Ogni anno affrontavo il percorso di Vivicittà in maniera diversa: palleggio in avanti, indietro, col pallone in equilibrio sulla testa e la palla non cadeva mai, dietro alla mia dedizione c'era un segreto, la persona a cui dedicavo ogni passo: Giovanni.
Giovanni Marione
La svolta definitiva nel mio cammino di redenzione avvenne nell’incontro con l’internato Giovanni Marione nel 1997.
Era un uomo friulano, finito in OPG perché durante una discussione aveva spinto un anziano che cadendo era morto. Non aveva coscienza di cosa avesse fatto, non sapeva neanche di non essere più in Friuli, sosteneva di essere figlio di Eisenhower e nipote di Johnson.

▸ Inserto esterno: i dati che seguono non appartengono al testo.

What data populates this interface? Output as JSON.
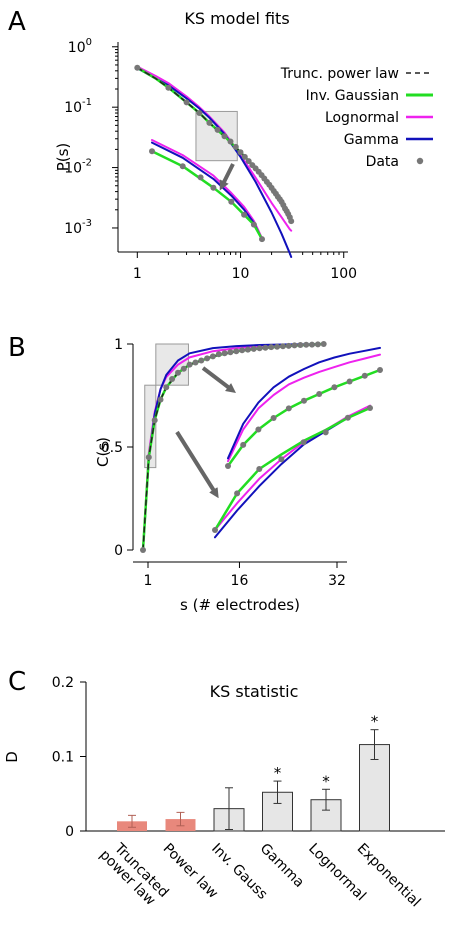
{
  "colors": {
    "inv_gaussian": "#22dd22",
    "lognormal": "#ee22ee",
    "gamma": "#1111bb",
    "data": "#777777",
    "trunc_power_law": "#222222",
    "bar_highlight": "#e8887c",
    "bar_gray": "#e6e6e6",
    "inset_box": "#d9d9d9",
    "arrow": "#666666"
  },
  "chart_data": [
    {
      "panel": "A",
      "type": "line",
      "title": "KS model fits",
      "xlabel": "",
      "ylabel": "P(s)",
      "xscale": "log",
      "yscale": "log",
      "xlim": [
        0.65,
        110
      ],
      "ylim": [
        0.0004,
        1.2
      ],
      "xticks": [
        "1",
        "10",
        "100"
      ],
      "yticks": [
        "10^0",
        "10^-1",
        "10^-2",
        "10^-3"
      ],
      "legend_position": "top-right",
      "legend": [
        "Trunc. power law",
        "Inv. Gaussian",
        "Lognormal",
        "Gamma",
        "Data"
      ],
      "data_points": {
        "x": [
          1,
          2,
          3,
          4,
          5,
          6,
          7,
          8,
          9,
          10,
          11,
          12,
          13,
          14,
          15,
          16,
          17,
          18,
          19,
          20,
          21,
          22,
          23,
          24,
          25,
          26,
          27,
          28,
          29,
          30,
          31
        ],
        "y": [
          0.45,
          0.21,
          0.12,
          0.08,
          0.055,
          0.042,
          0.033,
          0.027,
          0.022,
          0.018,
          0.015,
          0.0128,
          0.011,
          0.0097,
          0.0085,
          0.0075,
          0.0066,
          0.0058,
          0.0052,
          0.0046,
          0.0041,
          0.0037,
          0.0033,
          0.003,
          0.0027,
          0.0024,
          0.0021,
          0.0019,
          0.0017,
          0.0015,
          0.0013
        ]
      },
      "model_fits": {
        "x": [
          1,
          1.5,
          2,
          3,
          4,
          5,
          7,
          10,
          14,
          20,
          25,
          30,
          31
        ],
        "inv_gaussian": [
          0.45,
          0.3,
          0.21,
          0.12,
          0.08,
          0.055,
          0.033,
          0.018,
          0.0097,
          0.0046,
          0.0027,
          0.0015,
          0.0013
        ],
        "trunc_power_law": [
          0.45,
          0.3,
          0.21,
          0.12,
          0.08,
          0.055,
          0.033,
          0.018,
          0.0097,
          0.0046,
          0.0027,
          0.0015,
          0.0013
        ],
        "lognormal": [
          0.47,
          0.33,
          0.25,
          0.15,
          0.1,
          0.07,
          0.038,
          0.016,
          0.0068,
          0.0026,
          0.0015,
          0.00095,
          0.0009
        ],
        "gamma": [
          0.44,
          0.3,
          0.23,
          0.14,
          0.095,
          0.067,
          0.036,
          0.015,
          0.0058,
          0.0018,
          0.0008,
          0.00038,
          0.00033
        ]
      },
      "inset_box": {
        "x": [
          3.7,
          9.3
        ],
        "y": [
          0.013,
          0.085
        ]
      },
      "inset": {
        "data_points": {
          "x": [
            1,
            2,
            3,
            4,
            6,
            8,
            10,
            12
          ],
          "y": [
            0.015,
            0.0087,
            0.0058,
            0.004,
            0.0024,
            0.0015,
            0.00105,
            0.00062
          ]
        },
        "fit_x": [
          1,
          2,
          4,
          6,
          8,
          10,
          12
        ],
        "inv_gaussian": [
          0.015,
          0.0087,
          0.004,
          0.0024,
          0.0015,
          0.00105,
          0.00062
        ],
        "lognormal": [
          0.0225,
          0.013,
          0.0062,
          0.0033,
          0.002,
          0.0012,
          0.00064
        ],
        "gamma": [
          0.0205,
          0.0118,
          0.0055,
          0.003,
          0.0018,
          0.00112,
          0.0006
        ]
      }
    },
    {
      "panel": "B",
      "type": "line",
      "xlabel": "s (# electrodes)",
      "ylabel": "C(s)",
      "xlim": [
        0,
        35
      ],
      "ylim": [
        0,
        1
      ],
      "xticks": [
        "1",
        "16",
        "32"
      ],
      "yticks": [
        "0",
        "0.5",
        "1"
      ],
      "data_points": {
        "x": [
          0,
          1,
          2,
          3,
          4,
          5,
          6,
          7,
          8,
          9,
          10,
          11,
          12,
          13,
          14,
          15,
          16,
          17,
          18,
          19,
          20,
          21,
          22,
          23,
          24,
          25,
          26,
          27,
          28,
          29,
          30,
          31
        ],
        "y": [
          0,
          0.45,
          0.63,
          0.73,
          0.79,
          0.83,
          0.86,
          0.88,
          0.9,
          0.91,
          0.92,
          0.93,
          0.94,
          0.95,
          0.955,
          0.96,
          0.965,
          0.97,
          0.973,
          0.976,
          0.979,
          0.982,
          0.985,
          0.987,
          0.989,
          0.991,
          0.993,
          0.995,
          0.996,
          0.997,
          0.998,
          1
        ]
      },
      "model_fits": {
        "x": [
          0,
          1,
          2,
          3,
          4,
          6,
          8,
          12,
          16,
          20,
          25,
          31
        ],
        "inv_gaussian": [
          0,
          0.45,
          0.63,
          0.73,
          0.79,
          0.86,
          0.9,
          0.94,
          0.965,
          0.979,
          0.991,
          1
        ],
        "trunc_power_law": [
          0,
          0.45,
          0.63,
          0.73,
          0.79,
          0.86,
          0.9,
          0.94,
          0.965,
          0.979,
          0.991,
          1
        ],
        "lognormal": [
          0,
          0.47,
          0.67,
          0.78,
          0.84,
          0.9,
          0.935,
          0.965,
          0.98,
          0.99,
          0.996,
          0.998
        ],
        "gamma": [
          0,
          0.44,
          0.66,
          0.78,
          0.85,
          0.92,
          0.955,
          0.98,
          0.99,
          0.995,
          0.998,
          0.999
        ]
      },
      "inset_boxes": [
        {
          "x": [
            0.3,
            2.2
          ],
          "y": [
            0.4,
            0.8
          ]
        },
        {
          "x": [
            2.2,
            7.8
          ],
          "y": [
            0.8,
            1.0
          ]
        }
      ],
      "insets": [
        {
          "data_points": {
            "x": [
              0,
              1,
              2,
              3,
              4,
              5,
              6,
              7
            ],
            "y": [
              0,
              0.3,
              0.5,
              0.58,
              0.72,
              0.8,
              0.92,
              1
            ]
          },
          "fit_x": [
            0,
            1,
            2,
            3,
            4,
            5,
            6,
            7
          ],
          "inv_gaussian": [
            0,
            0.3,
            0.5,
            0.62,
            0.73,
            0.82,
            0.92,
            1
          ],
          "lognormal": [
            0,
            0.22,
            0.42,
            0.58,
            0.72,
            0.82,
            0.93,
            1.02
          ],
          "gamma": [
            -0.06,
            0.16,
            0.36,
            0.54,
            0.7,
            0.81,
            0.92,
            1
          ]
        },
        {
          "data_points": {
            "x": [
              0,
              1,
              2,
              3,
              4,
              5,
              6,
              7,
              8,
              9,
              10
            ],
            "y": [
              0,
              0.22,
              0.38,
              0.5,
              0.6,
              0.68,
              0.75,
              0.82,
              0.88,
              0.94,
              1
            ]
          },
          "fit_x": [
            0,
            1,
            2,
            3,
            4,
            5,
            6,
            7,
            8,
            9,
            10
          ],
          "inv_gaussian": [
            0,
            0.22,
            0.38,
            0.5,
            0.6,
            0.68,
            0.75,
            0.82,
            0.88,
            0.94,
            1
          ],
          "lognormal": [
            0.05,
            0.38,
            0.6,
            0.74,
            0.85,
            0.92,
            0.98,
            1.03,
            1.08,
            1.12,
            1.16
          ],
          "gamma": [
            0.08,
            0.44,
            0.66,
            0.82,
            0.93,
            1.01,
            1.08,
            1.13,
            1.17,
            1.2,
            1.23
          ]
        }
      ]
    },
    {
      "panel": "C",
      "type": "bar",
      "title": "KS statistic",
      "ylabel": "D",
      "ylim": [
        0,
        0.2
      ],
      "yticks": [
        "0",
        "0.1",
        "0.2"
      ],
      "categories": [
        "Truncated power law",
        "Power law",
        "Inv. Gauss",
        "Gamma",
        "Lognormal",
        "Exponential"
      ],
      "category_lines": [
        [
          "Truncated",
          "power law"
        ],
        [
          "Power law"
        ],
        [
          "Inv. Gauss"
        ],
        [
          "Gamma"
        ],
        [
          "Lognormal"
        ],
        [
          "Exponential"
        ]
      ],
      "values": [
        0.013,
        0.016,
        0.03,
        0.052,
        0.042,
        0.116
      ],
      "errors": [
        0.008,
        0.009,
        0.028,
        0.015,
        0.014,
        0.02
      ],
      "highlight": [
        true,
        true,
        false,
        false,
        false,
        false
      ],
      "significance": [
        "",
        "",
        "",
        "*",
        "*",
        "*"
      ]
    }
  ]
}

Era destinato a tre mesi di vita per una malattia, ma decisi di prendermene cura per non abbandonarlo a questa condanna. Inizia qui la mi opera migliore: notte e giorno ho fatto da infermiere al mio amico e l'ho protetto dagli scherni degli altri internati.
Giovanni è sopravvissuto, è uscito dall’OPG ed è tornato nella sua città natale in Friuli Venezia Giulia.
Ho capito facendo quest'opera buona cosa significa avere coraggio, in nessuna delle mie scelte criminali, in nessun inseguimento, in nessuna sparatoria, in nessuna rapina a mano armata, avevo avuto realmente coraggio, scegliendo di prendermi cura di qualcun altro invece ho deciso di dare valore alla vita, di costruire e non di distruggere.
Fabrizio oggi
Oggi sono un uomo libero, con un lavoro, una compagna, una casa.
Sono diventato testimonial della legalità, collaboro con l’associazione Libera di Reggio Emilia raccontando la mia storia nelle scuole.
Ogni anno con la UISP stabilisco nuovi record di palleggio durante la festa della Madonna della Ghiara l'8 settembre.
Un traguardo di cui vado particolarmente fiero è essere stato nominato membro della squadra Seleçao Internazionale Sacerdoti calcio dal mister Moreno Buccianti.
Insieme a lui partecipo a molti eventi in cui racconto la mia storia e diffondo consapevolezza sulla legalità.
Il mio percorso, in particolare gli anni in OPG, è stato raccontato e analizzato dalla scrittrice e professoressa Franca Garreffa nel libro "Nel carcere dei matti delinquenti" ed è in programma la distribuzione del docufilm "Senza Volto - storia di Fabrizio Maiello" del regista Luca Guardabascio.